One evening, years ago, I was walking down the street when a guy, leaning against a dimly lit telephone pole with his hat pulled low across his face whispered “psssst, hey buddy, want to try something really special?” I asked if he was speaking to me and he said “yes, You look down. This stuff will put a smile on your face.” He held up a small, brown object and waved it in front of my face. In the light of the overhead utility lamp I could see that what he was holding was a beautiful, glistening cathedral grain piece of wood. I tried to ignore him and keep walking but as I did I heard the words that would forever haunt my sleepless nights… “First board foot is free. Just try it. Promise you won’t be sorry.”
Well, I’m a woodworker. And as we all know, there is one word that weakens the knees of even the best of us. That word, of course, is “free.” I turned, grabbed the object from his hands and ran, ran as fast from that sordid place as my feet would take me. I ran for what seemed like hours, streams of sweat flowing down my forehead. Ran in a haze of guilt and shame until, not really knowing how I got there, there I was, standing in the middle of my workshop.
I sat down, laying the board gingerly on my workbench. Studying it, eyeing it, knowing that if I tore into that wicked thing, there may be no going back. No stopping me from a life of darkness (walnut’s a dark wood, get it?). Finally, as if in a trance, I calmly got up and collected the paraphenalia I would need to try this strange and beautiful substance.

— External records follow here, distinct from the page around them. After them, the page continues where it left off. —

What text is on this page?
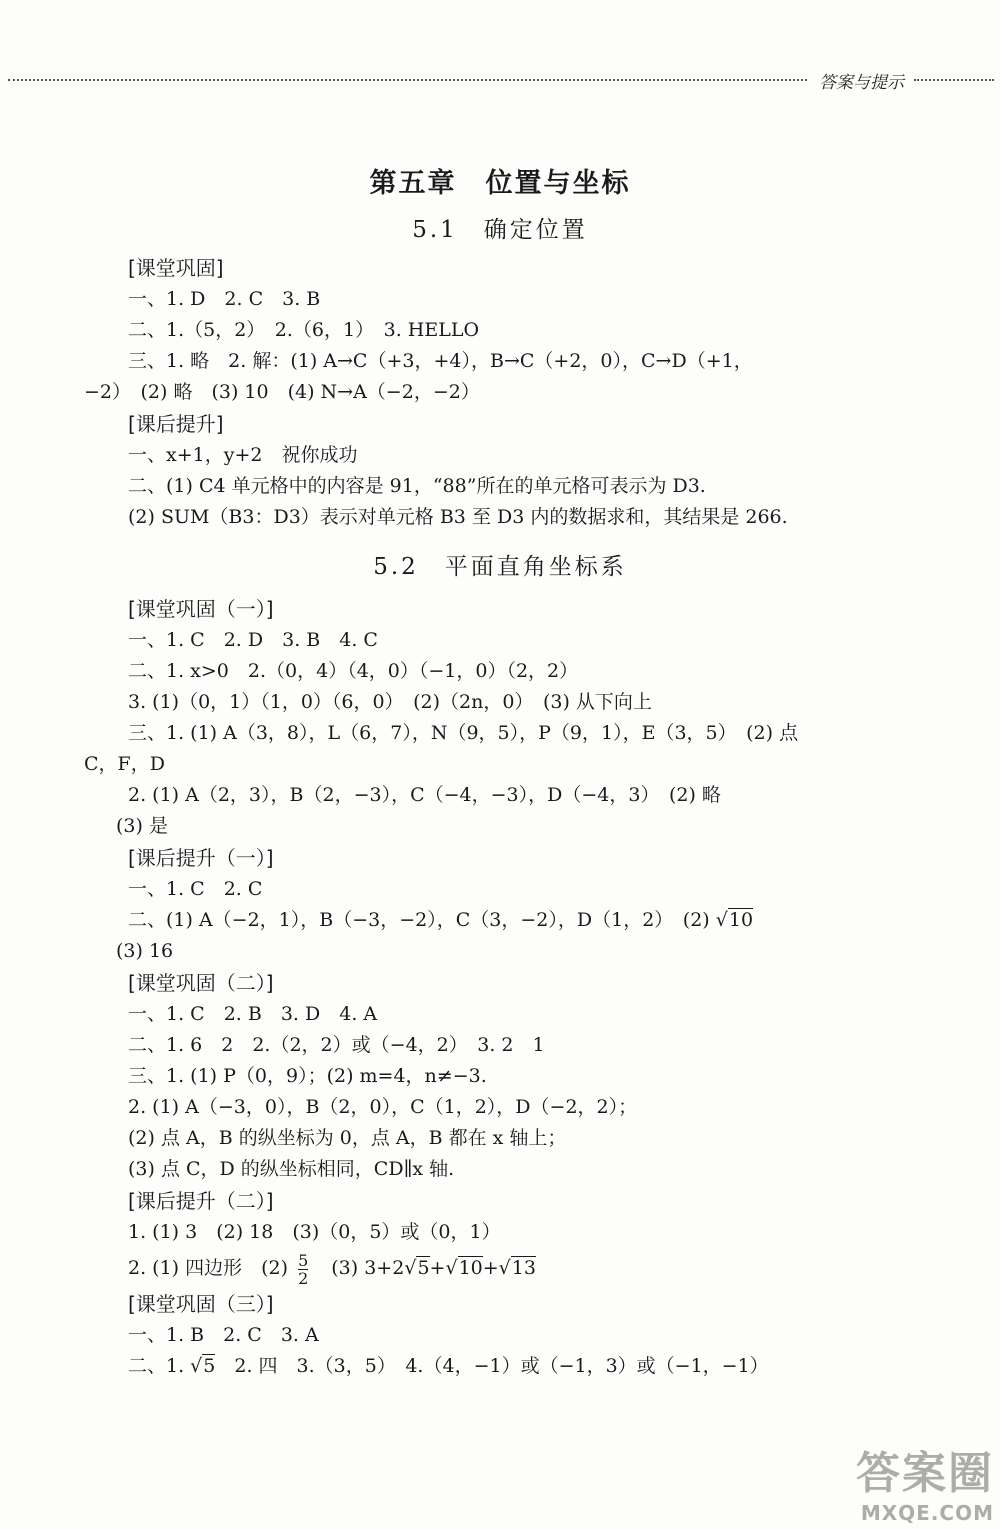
答案与提示
第五章　位置与坐标
5.1　确定位置
[课堂巩固]
一、1. D　2. C　3. B
二、1.（5，2）　2.（6，1）　3. HELLO
三、1. 略　2. 解：(1) A→C（+3，+4），B→C（+2，0），C→D（+1，
−2）　(2) 略　(3) 10　(4) N→A（−2，−2）
[课后提升]
一、x+1，y+2　祝你成功
二、(1) C4 单元格中的内容是 91，“88”所在的单元格可表示为 D3.
(2) SUM（B3：D3）表示对单元格 B3 至 D3 内的数据求和，其结果是 266.
5.2　平面直角坐标系
[课堂巩固（一）]
一、1. C　2. D　3. B　4. C
二、1. x>0　2.（0，4）（4，0）（−1，0）（2，2）
3. (1)（0，1）（1，0）（6，0）　(2)（2n，0）　(3) 从下向上
三、1. (1) A（3，8），L（6，7），N（9，5），P（9，1），E（3，5）　(2) 点
C，F，D
2. (1) A（2，3），B（2，−3），C（−4，−3），D（−4，3）　(2) 略
(3) 是
[课后提升（一）]
一、1. C　2. C
二、(1) A（−2，1），B（−3，−2），C（3，−2），D（1，2）　(2) √10
(3) 16
[课堂巩固（二）]
一、1. C　2. B　3. D　4. A
二、1. 6　2　2.（2，2）或（−4，2）　3. 2　1
三、1. (1) P（0，9）；(2) m=4，n≠−3.
2. (1) A（−3，0），B（2，0），C（1，2），D（−2，2）；
(2) 点 A，B 的纵坐标为 0，点 A，B 都在 x 轴上；
(3) 点 C，D 的纵坐标相同，CD∥x 轴.
[课后提升（二）]
1. (1) 3　(2) 18　(3)（0，5）或（0，1）
2. (1) 四边形　$(2) \frac{5}{2}$ 　(3) 3+2√5+√10+√13
[课堂巩固（三）]
一、1. B　2. C　3. A
二、1. √5　2. 四　3.（3，5）　4.（4，−1）或（−1，3）或（−1，−1）
答案圈
MXQE.COM
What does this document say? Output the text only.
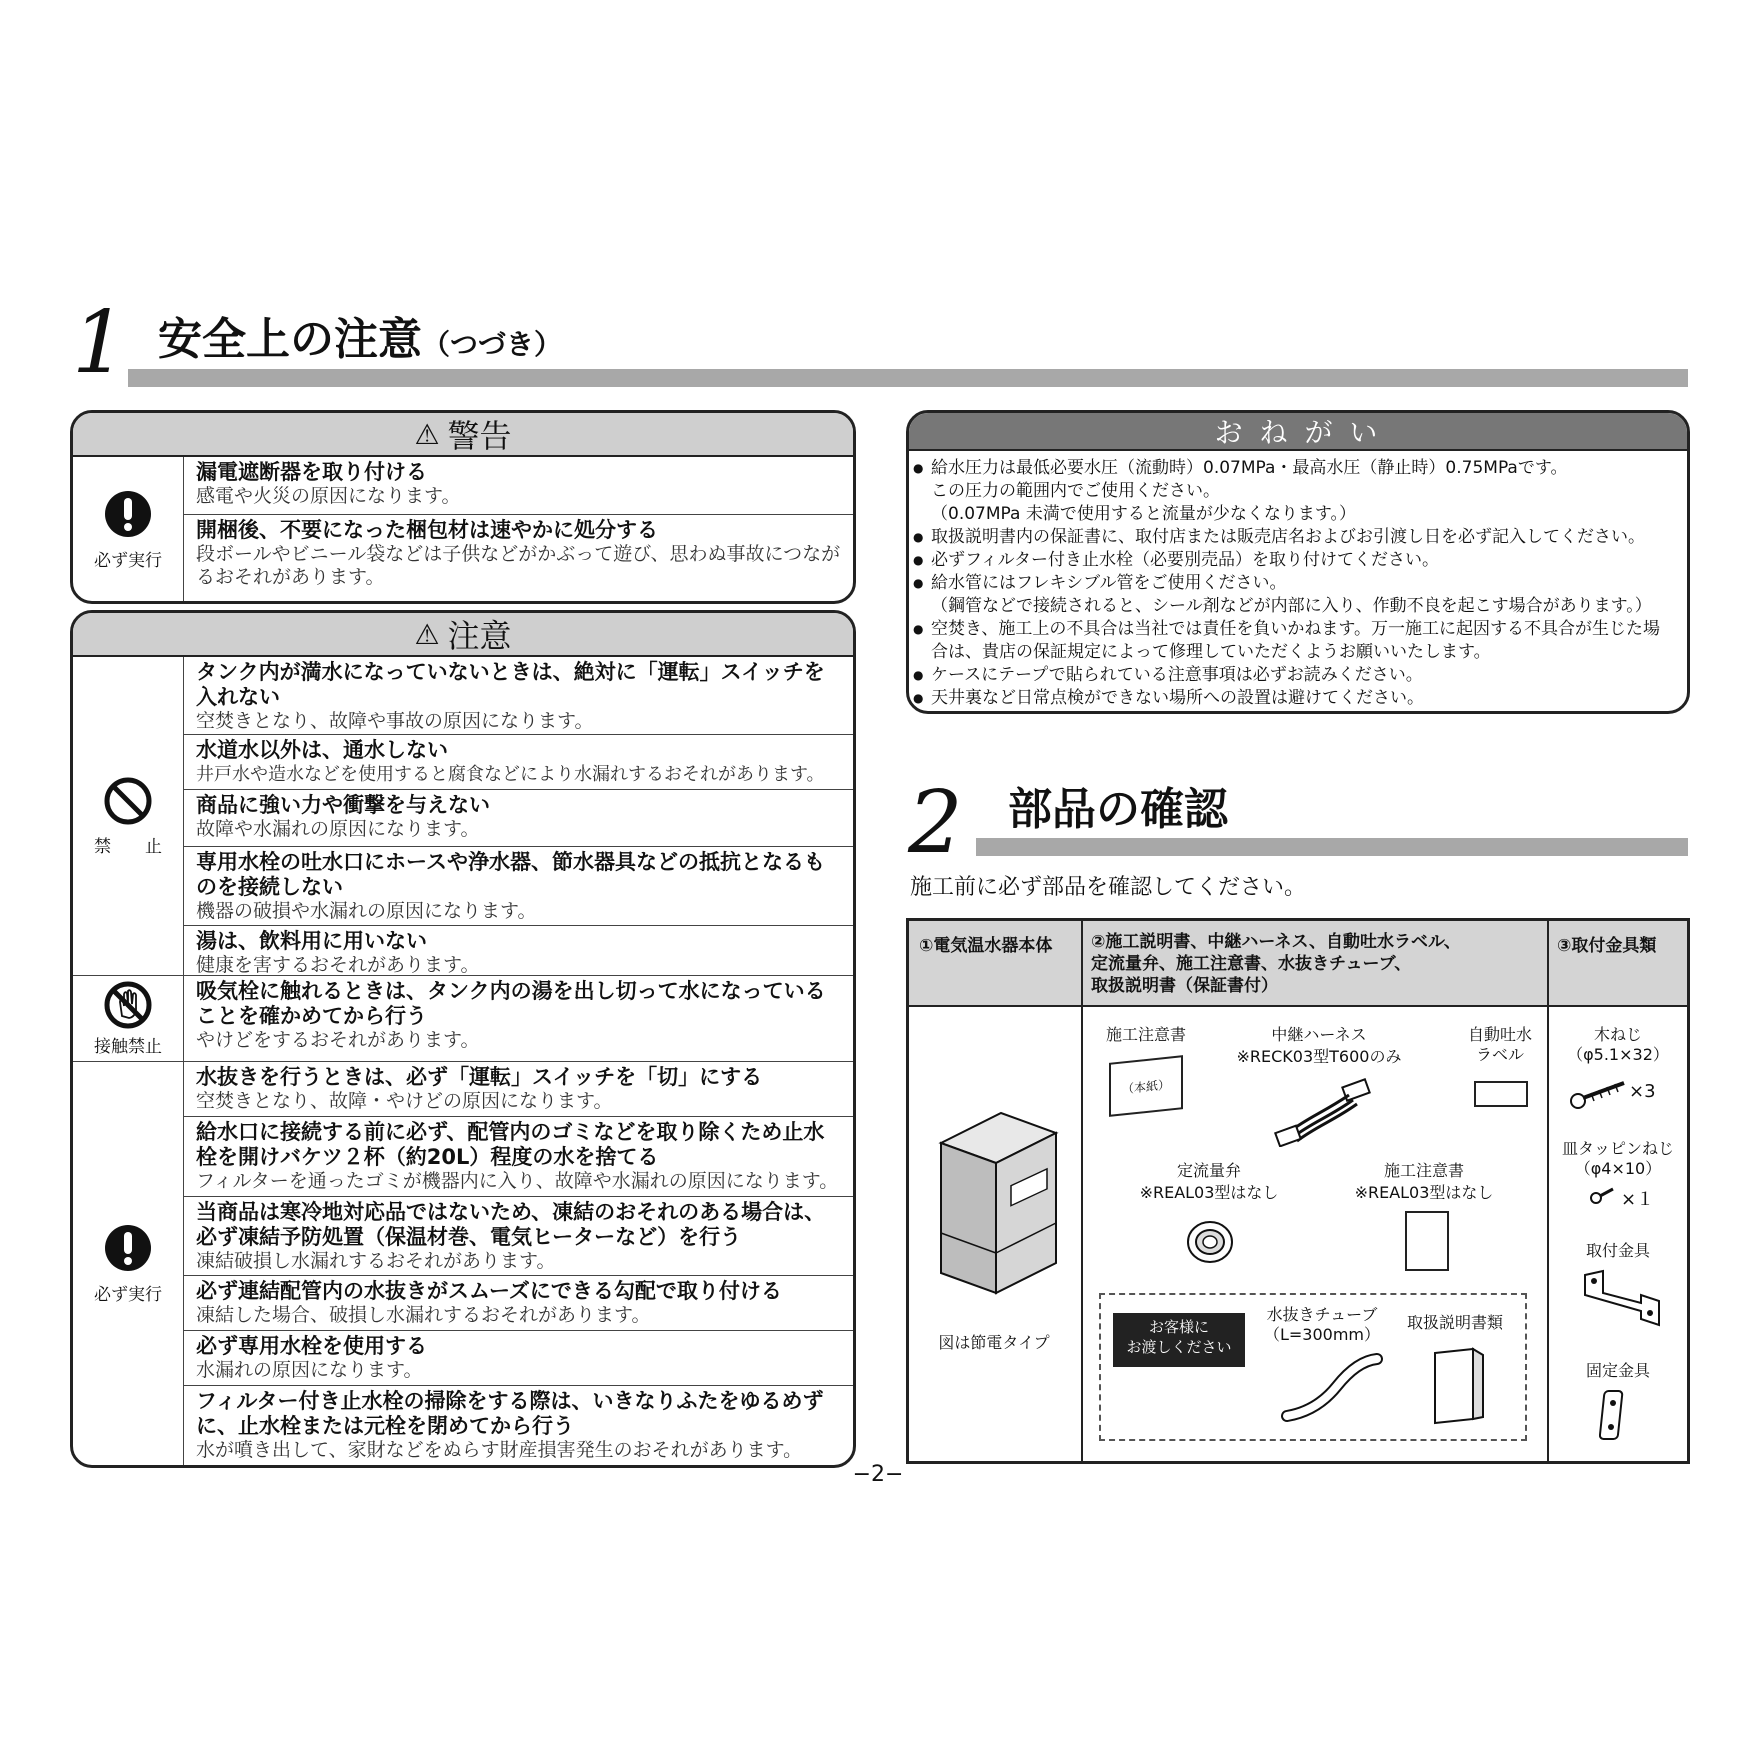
1 安全上の注意（つづき）
⚠ 警告
必ず実行
漏電遮断器を取り付ける
感電や火災の原因になります。
開梱後、不要になった梱包材は速やかに処分する
段ボールやビニール袋などは子供などがかぶって遊び、思わぬ事故につながるおそれがあります。
⚠ 注意
禁　　止
タンク内が満水になっていないときは、絶対に「運転」スイッチを入れない
空焚きとなり、故障や事故の原因になります。
水道水以外は、通水しない
井戸水や造水などを使用すると腐食などにより水漏れするおそれがあります。
商品に強い力や衝撃を与えない
故障や水漏れの原因になります。
専用水栓の吐水口にホースや浄水器、節水器具などの抵抗となるものを接続しない
機器の破損や水漏れの原因になります。
湯は、飲料用に用いない
健康を害するおそれがあります。
接触禁止
吸気栓に触れるときは、タンク内の湯を出し切って水になっていることを確かめてから行う
やけどをするおそれがあります。
必ず実行
水抜きを行うときは、必ず「運転」スイッチを「切」にする
空焚きとなり、故障・やけどの原因になります。
給水口に接続する前に必ず、配管内のゴミなどを取り除くため止水栓を開けバケツ２杯（約20L）程度の水を捨てる
フィルターを通ったゴミが機器内に入り、故障や水漏れの原因になります。
当商品は寒冷地対応品ではないため、凍結のおそれのある場合は、必ず凍結予防処置（保温材巻、電気ヒーターなど）を行う
凍結破損し水漏れするおそれがあります。
必ず連結配管内の水抜きがスムーズにできる勾配で取り付ける
凍結した場合、破損し水漏れするおそれがあります。
必ず専用水栓を使用する
水漏れの原因になります。
フィルター付き止水栓の掃除をする際は、いきなりふたをゆるめずに、止水栓または元栓を閉めてから行う
水が噴き出して、家財などをぬらす財産損害発生のおそれがあります。
お ね が い
● 給水圧力は最低必要水圧（流動時）0.07MPa・最高水圧（静止時）0.75MPaです。
この圧力の範囲内でご使用ください。
（0.07MPa 未満で使用すると流量が少なくなります。）
● 取扱説明書内の保証書に、取付店または販売店名およびお引渡し日を必ず記入してください。
● 必ずフィルター付き止水栓（必要別売品）を取り付けてください。
● 給水管にはフレキシブル管をご使用ください。
（鋼管などで接続されると、シール剤などが内部に入り、作動不良を起こす場合があります。）
● 空焚き、施工上の不具合は当社では責任を負いかねます。万一施工に起因する不具合が生じた場合は、貴店の保証規定によって修理していただくようお願いいたします。
● ケースにテープで貼られている注意事項は必ずお読みください。
● 天井裏など日常点検ができない場所への設置は避けてください。
2 部品の確認
施工前に必ず部品を確認してください。
①電気温水器本体 ②施工説明書、中継ハーネス、自動吐水ラベル、
定流量弁、施工注意書、水抜きチューブ、
取扱説明書（保証書付）
③取付金具類
図は節電タイプ
施工注意書
（本紙）
中継ハーネス
※RECK03型T600のみ
自動吐水
ラベル
定流量弁
※REAL03型はなし
施工注意書
※REAL03型はなし
お客様に
お渡しください
水抜きチューブ
（L=300mm）
取扱説明書類
木ねじ
（φ5.1×32）
×3
皿タッピンねじ
（φ4×10）
×１
取付金具
固定金具
−2−
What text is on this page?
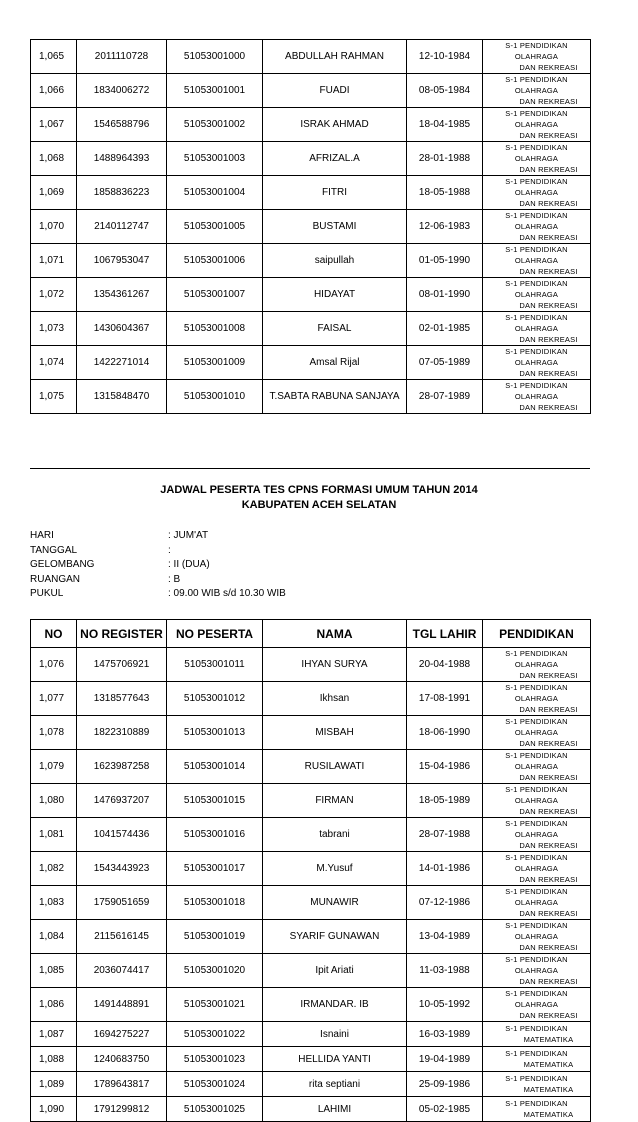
1,065	2011110728	51053001000	ABDULLAH RAHMAN	12-10-1984	S-1 PENDIDIKAN OLAHRAGA
DAN REKREASI

1,066	1834006272	51053001001	FUADI	08-05-1984	S-1 PENDIDIKAN OLAHRAGA
DAN REKREASI

1,067	1546588796	51053001002	ISRAK AHMAD	18-04-1985	S-1 PENDIDIKAN OLAHRAGA
DAN REKREASI

1,068	1488964393	51053001003	AFRIZAL.A	28-01-1988	S-1 PENDIDIKAN OLAHRAGA
DAN REKREASI

1,069	1858836223	51053001004	FITRI	18-05-1988	S-1 PENDIDIKAN OLAHRAGA
DAN REKREASI

1,070	2140112747	51053001005	BUSTAMI	12-06-1983	S-1 PENDIDIKAN OLAHRAGA
DAN REKREASI

1,071	1067953047	51053001006	saipullah	01-05-1990	S-1 PENDIDIKAN OLAHRAGA
DAN REKREASI

1,072	1354361267	51053001007	HIDAYAT	08-01-1990	S-1 PENDIDIKAN OLAHRAGA
DAN REKREASI

1,073	1430604367	51053001008	FAISAL	02-01-1985	S-1 PENDIDIKAN OLAHRAGA
DAN REKREASI

1,074	1422271014	51053001009	Amsal Rijal	07-05-1989	S-1 PENDIDIKAN OLAHRAGA
DAN REKREASI

1,075	1315848470	51053001010	T.SABTA RABUNA SANJAYA	28-07-1989	S-1 PENDIDIKAN OLAHRAGA
DAN REKREASI
JADWAL PESERTA TES CPNS FORMASI UMUM TAHUN 2014
KABUPATEN ACEH SELATAN
HARI	: JUM'AT
TANGGAL	:
GELOMBANG	: II (DUA)
RUANGAN	: B
PUKUL	: 09.00 WIB s/d 10.30 WIB
NO	NO REGISTER	NO PESERTA	NAMA	TGL LAHIR	PENDIDIKAN
1,076	1475706921	51053001011	IHYAN SURYA	20-04-1988	S-1 PENDIDIKAN OLAHRAGA
DAN REKREASI

1,077	1318577643	51053001012	Ikhsan	17-08-1991	S-1 PENDIDIKAN OLAHRAGA
DAN REKREASI

1,078	1822310889	51053001013	MISBAH	18-06-1990	S-1 PENDIDIKAN OLAHRAGA
DAN REKREASI

1,079	1623987258	51053001014	RUSILAWATI	15-04-1986	S-1 PENDIDIKAN OLAHRAGA
DAN REKREASI

1,080	1476937207	51053001015	FIRMAN	18-05-1989	S-1 PENDIDIKAN OLAHRAGA
DAN REKREASI

1,081	1041574436	51053001016	tabrani	28-07-1988	S-1 PENDIDIKAN OLAHRAGA
DAN REKREASI

1,082	1543443923	51053001017	M.Yusuf	14-01-1986	S-1 PENDIDIKAN OLAHRAGA
DAN REKREASI

1,083	1759051659	51053001018	MUNAWIR	07-12-1986	S-1 PENDIDIKAN OLAHRAGA
DAN REKREASI

1,084	2115616145	51053001019	SYARIF GUNAWAN	13-04-1989	S-1 PENDIDIKAN OLAHRAGA
DAN REKREASI

1,085	2036074417	51053001020	Ipit Ariati	11-03-1988	S-1 PENDIDIKAN OLAHRAGA
DAN REKREASI

1,086	1491448891	51053001021	IRMANDAR. IB	10-05-1992	S-1 PENDIDIKAN OLAHRAGA
DAN REKREASI

1,087	1694275227	51053001022	Isnaini	16-03-1989	S-1 PENDIDIKAN
MATEMATIKA

1,088	1240683750	51053001023	HELLIDA YANTI	19-04-1989	S-1 PENDIDIKAN
MATEMATIKA

1,089	1789643817	51053001024	rita septiani	25-09-1986	S-1 PENDIDIKAN
MATEMATIKA

1,090	1791299812	51053001025	LAHIMI	05-02-1985	S-1 PENDIDIKAN
MATEMATIKA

Goggles, check… filter mask, check… sharp cutting tools, check. It all seemed to easy. And all the while a voice inside my head kept saying “stop, don’t do this! There’s so much more to woodworking!” I slowly lowered the goggles and mask over my face. Helplessly I leaned over, my hands nervously shaking as I flipped the switch on my table saw…
It’s been ten years now, in and out of local lumberyard/half-way houses. Ten long years since that fateful night. Yea, I’ve tried maple. I’ve even given oak and mahogany a try. But always that voice comes back to me, beckoning and sinister as ever as I ponder my next woodworking project. And always I falter, weak and hopelessly smitten.
DAMN YOU THORSEN SIDE TABLE CHALLEGE! DAMN YOU I SAY!
-- Better to say nothing and be thought the fool... then to speak and erase all doubt!